Поэтому-то в творчестве Овидия как бы сливаются два потока: ярко чувственная (но одухотворенная красотой) любовь «Любовных элегий» и «Искусства любви» – с глубокой и открыто духовной любовью «Метаморфоз». Имена многих героев этих метаморфоз сделались нарицательными, стали примерами глубокой и верной любви, – вспомним хотя бы Орфея и Эвридику, Пирама и Фисбу, Филемона и Бавкиду.
Тем, кто называет эрос Античности телесным чувством, которое не идет дальше жара в крови, стоило бы вспомнить и многие стихи Проперция. Вот он прямо говорит о своей возлюбленной, гетере Кинфии:
Но не фигура ее довела меня, Басс, до безумия;Большее есть, от чего сладко сходить мне с ума:Ум благородный ее, совершенство в искусствах, а такжеГрация неги живой, скрытая тканью одежд.Любовь его – и телесное и духовное влечение, тяга и к ее грации, красоте – и к благородству ее ума, к ее совершенству в искусствах. Калокагатия уже перестает быть смутным и неразделимым единством, она как бы получает структуру, начинает кристаллизоваться внутри себя, члениться на «доли». Любовь тут – сложное чувство, уже «цивилизованное», как бы состоящее из разных потоков. И это слияние в ней разных потоков уже ярко осознается, и поэт как бы специально говорит об этом несколько раз.

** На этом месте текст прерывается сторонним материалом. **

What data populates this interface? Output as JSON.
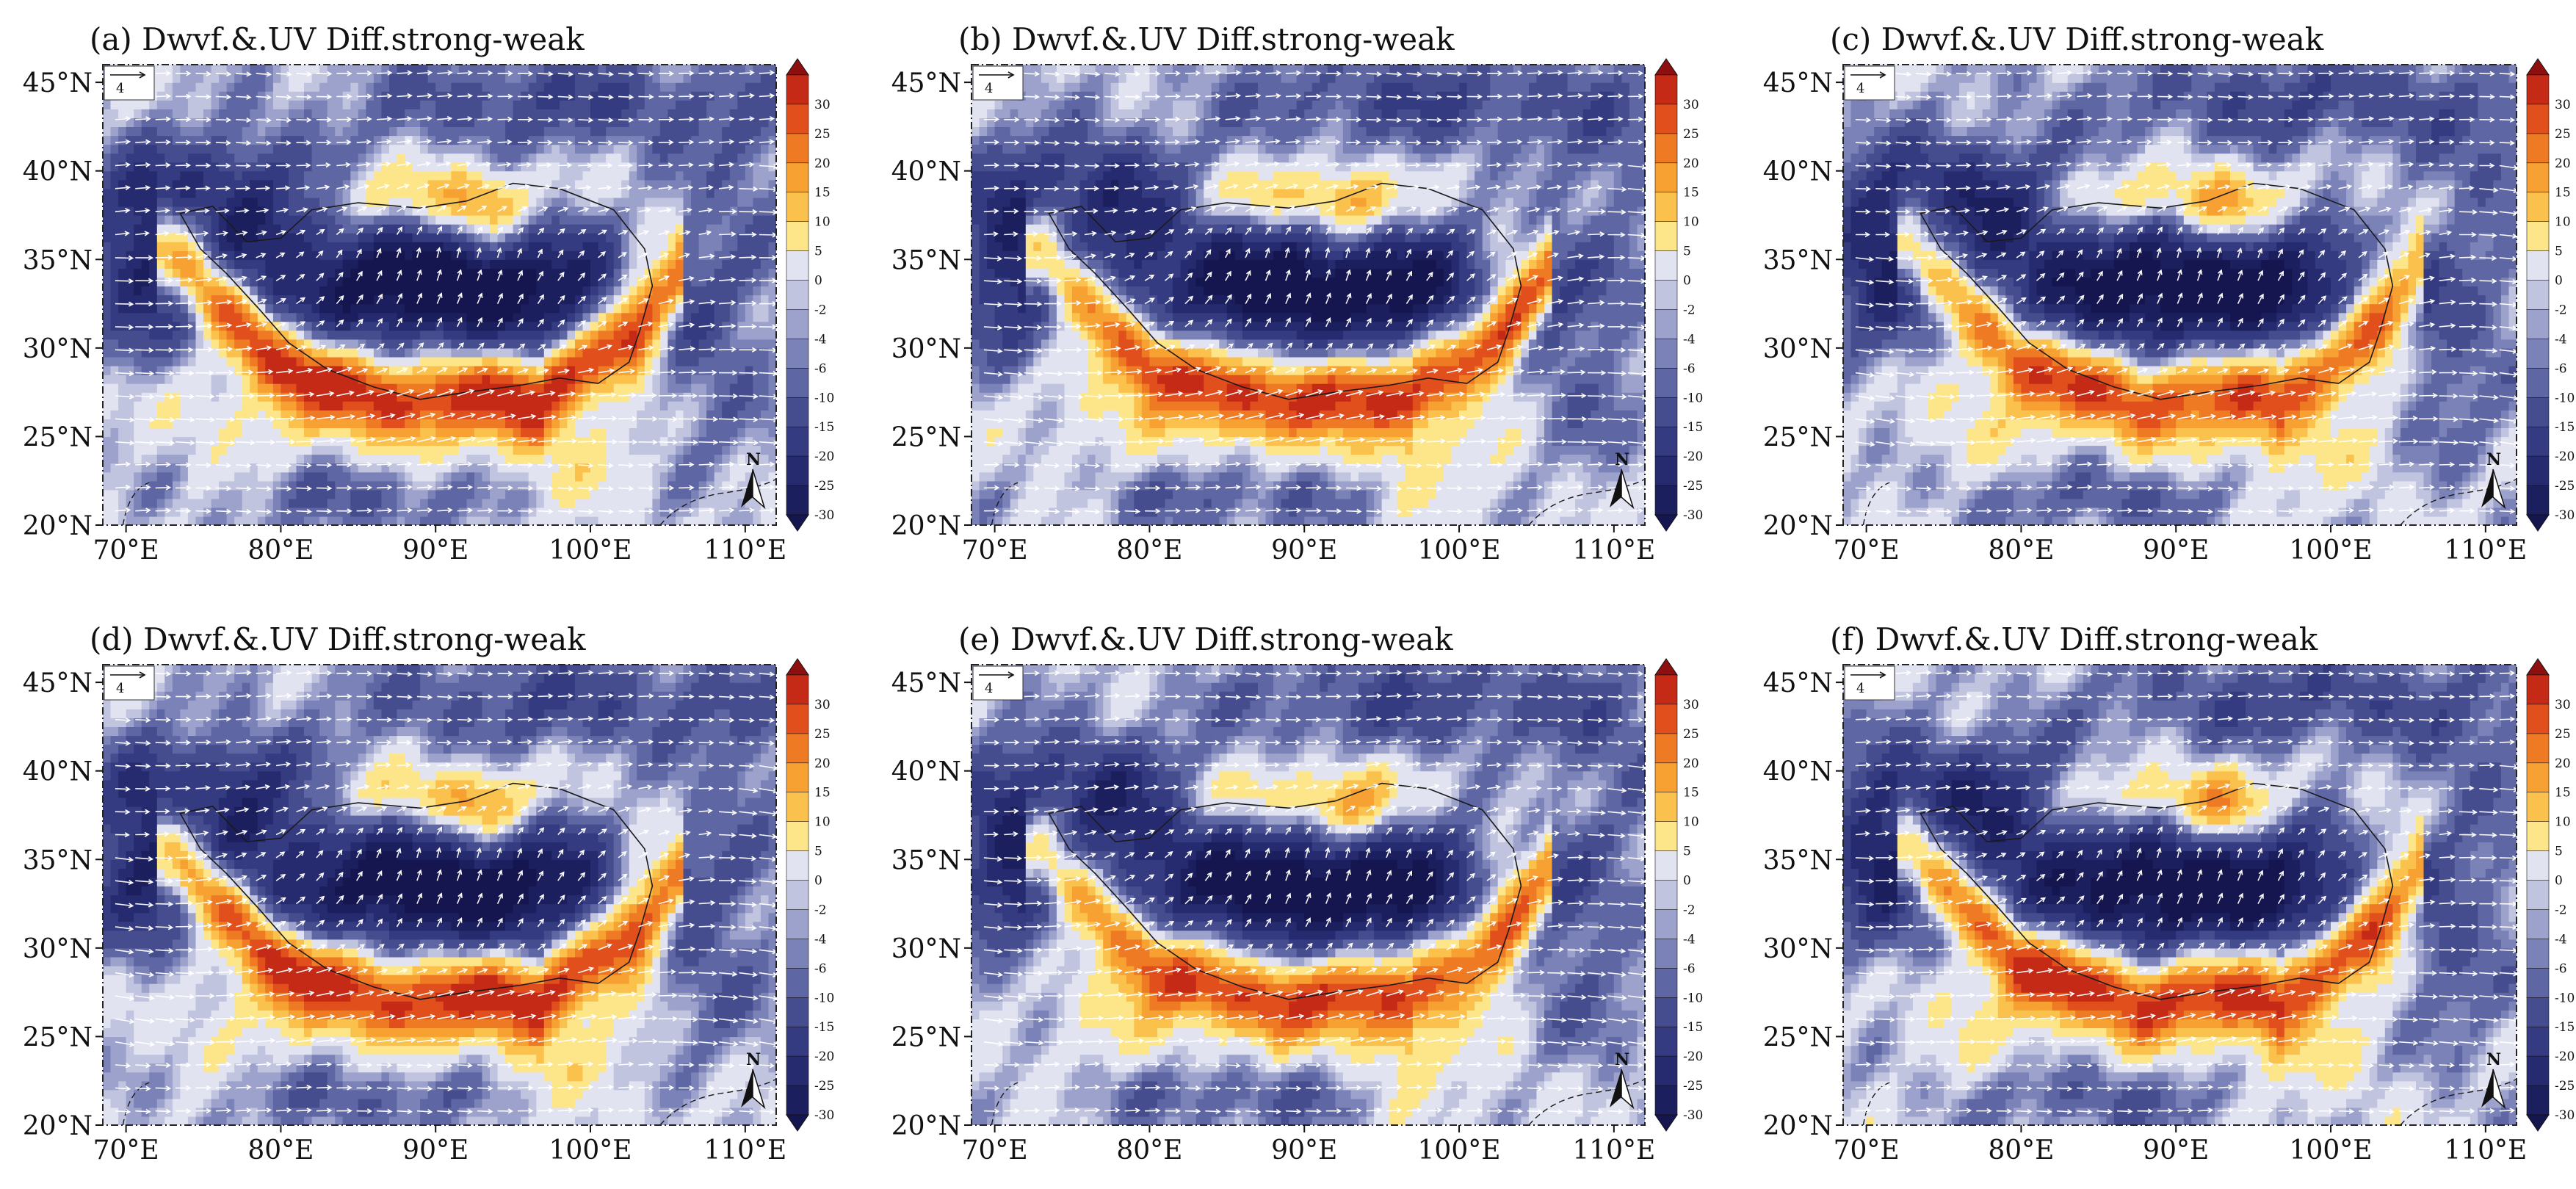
{
  "figure": {
    "panel_order": [
      "a",
      "b",
      "c",
      "d",
      "e",
      "f"
    ],
    "colors": {
      "contour_levels": [
        -30,
        -25,
        -20,
        -15,
        -10,
        -6,
        -4,
        -2,
        0,
        5,
        10,
        15,
        20,
        25,
        30
      ],
      "fill_colors": [
        "#15154f",
        "#1c1f5e",
        "#262b70",
        "#353b80",
        "#464d8f",
        "#5e66a3",
        "#7b82b7",
        "#9ca2cb",
        "#c0c4df",
        "#e2e3f1",
        "#fde68a",
        "#fbc14d",
        "#f7a133",
        "#ee7a24",
        "#e04f1c",
        "#c42a16",
        "#8e0f0f"
      ],
      "land_outline": "#1a1a1a",
      "vector_color": "#ffffff"
    }
  },
  "chart_data": [
    {
      "panel": "a",
      "type": "contour-vector-map",
      "title": "(a) Dwvf.&.UV Diff.strong-weak",
      "x_ticks": [
        "70°E",
        "80°E",
        "90°E",
        "100°E",
        "110°E"
      ],
      "y_ticks": [
        "45°N",
        "40°N",
        "35°N",
        "30°N",
        "25°N",
        "20°N"
      ],
      "xlim": [
        68.5,
        112
      ],
      "ylim": [
        20,
        46
      ],
      "reference_vector": "4",
      "north_arrow": "N",
      "colorbar": {
        "labels": [
          "30",
          "25",
          "20",
          "15",
          "10",
          "5",
          "0",
          "-2",
          "-4",
          "-6",
          "-10",
          "-15",
          "-20",
          "-25",
          "-30"
        ]
      }
    },
    {
      "panel": "b",
      "type": "contour-vector-map",
      "title": "(b) Dwvf.&.UV Diff.strong-weak",
      "x_ticks": [
        "70°E",
        "80°E",
        "90°E",
        "100°E",
        "110°E"
      ],
      "y_ticks": [
        "45°N",
        "40°N",
        "35°N",
        "30°N",
        "25°N",
        "20°N"
      ],
      "xlim": [
        68.5,
        112
      ],
      "ylim": [
        20,
        46
      ],
      "reference_vector": "4",
      "north_arrow": "N",
      "colorbar": {
        "labels": [
          "30",
          "25",
          "20",
          "15",
          "10",
          "5",
          "0",
          "-2",
          "-4",
          "-6",
          "-10",
          "-15",
          "-20",
          "-25",
          "-30"
        ]
      }
    },
    {
      "panel": "c",
      "type": "contour-vector-map",
      "title": "(c) Dwvf.&.UV Diff.strong-weak",
      "x_ticks": [
        "70°E",
        "80°E",
        "90°E",
        "100°E",
        "110°E"
      ],
      "y_ticks": [
        "45°N",
        "40°N",
        "35°N",
        "30°N",
        "25°N",
        "20°N"
      ],
      "xlim": [
        68.5,
        112
      ],
      "ylim": [
        20,
        46
      ],
      "reference_vector": "4",
      "north_arrow": "N",
      "colorbar": {
        "labels": [
          "30",
          "25",
          "20",
          "15",
          "10",
          "5",
          "0",
          "-2",
          "-4",
          "-6",
          "-10",
          "-15",
          "-20",
          "-25",
          "-30"
        ]
      }
    },
    {
      "panel": "d",
      "type": "contour-vector-map",
      "title": "(d) Dwvf.&.UV Diff.strong-weak",
      "x_ticks": [
        "70°E",
        "80°E",
        "90°E",
        "100°E",
        "110°E"
      ],
      "y_ticks": [
        "45°N",
        "40°N",
        "35°N",
        "30°N",
        "25°N",
        "20°N"
      ],
      "xlim": [
        68.5,
        112
      ],
      "ylim": [
        20,
        46
      ],
      "reference_vector": "4",
      "north_arrow": "N",
      "colorbar": {
        "labels": [
          "30",
          "25",
          "20",
          "15",
          "10",
          "5",
          "0",
          "-2",
          "-4",
          "-6",
          "-10",
          "-15",
          "-20",
          "-25",
          "-30"
        ]
      }
    },
    {
      "panel": "e",
      "type": "contour-vector-map",
      "title": "(e) Dwvf.&.UV Diff.strong-weak",
      "x_ticks": [
        "70°E",
        "80°E",
        "90°E",
        "100°E",
        "110°E"
      ],
      "y_ticks": [
        "45°N",
        "40°N",
        "35°N",
        "30°N",
        "25°N",
        "20°N"
      ],
      "xlim": [
        68.5,
        112
      ],
      "ylim": [
        20,
        46
      ],
      "reference_vector": "4",
      "north_arrow": "N",
      "colorbar": {
        "labels": [
          "30",
          "25",
          "20",
          "15",
          "10",
          "5",
          "0",
          "-2",
          "-4",
          "-6",
          "-10",
          "-15",
          "-20",
          "-25",
          "-30"
        ]
      }
    },
    {
      "panel": "f",
      "type": "contour-vector-map",
      "title": "(f) Dwvf.&.UV Diff.strong-weak",
      "x_ticks": [
        "70°E",
        "80°E",
        "90°E",
        "100°E",
        "110°E"
      ],
      "y_ticks": [
        "45°N",
        "40°N",
        "35°N",
        "30°N",
        "25°N",
        "20°N"
      ],
      "xlim": [
        68.5,
        112
      ],
      "ylim": [
        20,
        46
      ],
      "reference_vector": "4",
      "north_arrow": "N",
      "colorbar": {
        "labels": [
          "30",
          "25",
          "20",
          "15",
          "10",
          "5",
          "0",
          "-2",
          "-4",
          "-6",
          "-10",
          "-15",
          "-20",
          "-25",
          "-30"
        ]
      }
    }
  ]
}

Это совершенно новое чувство, которого почти не могло быть несколько веков назад. И рождение этого чувства – звено в цепи тех огромных психологических и социальных переворотов, которые происходят во времена эллинизма в человеке и в обществе.
Древний синкретизм жизни начинает тогда быстро распадаться, – первые шаги этого распада можно было заметить и в классическую эпоху. Неразвитость личности, узость людских связей постепенно уходит в историю. Разделение труда растет, общество все больше дробится на слои и ячейки, социальная и частная жизнь усложняется, растет соревновательность людей, их борьба между собой. Рабский труд делается фундаментом общества и начинает взламывать его изнутри, на авансцену жизни выходят очень сложные товарно-денежные связи, которые резко меняют и отношения людей, и – через передаточные звенья – их мораль, психологию, и всю систему жизненных ценностей.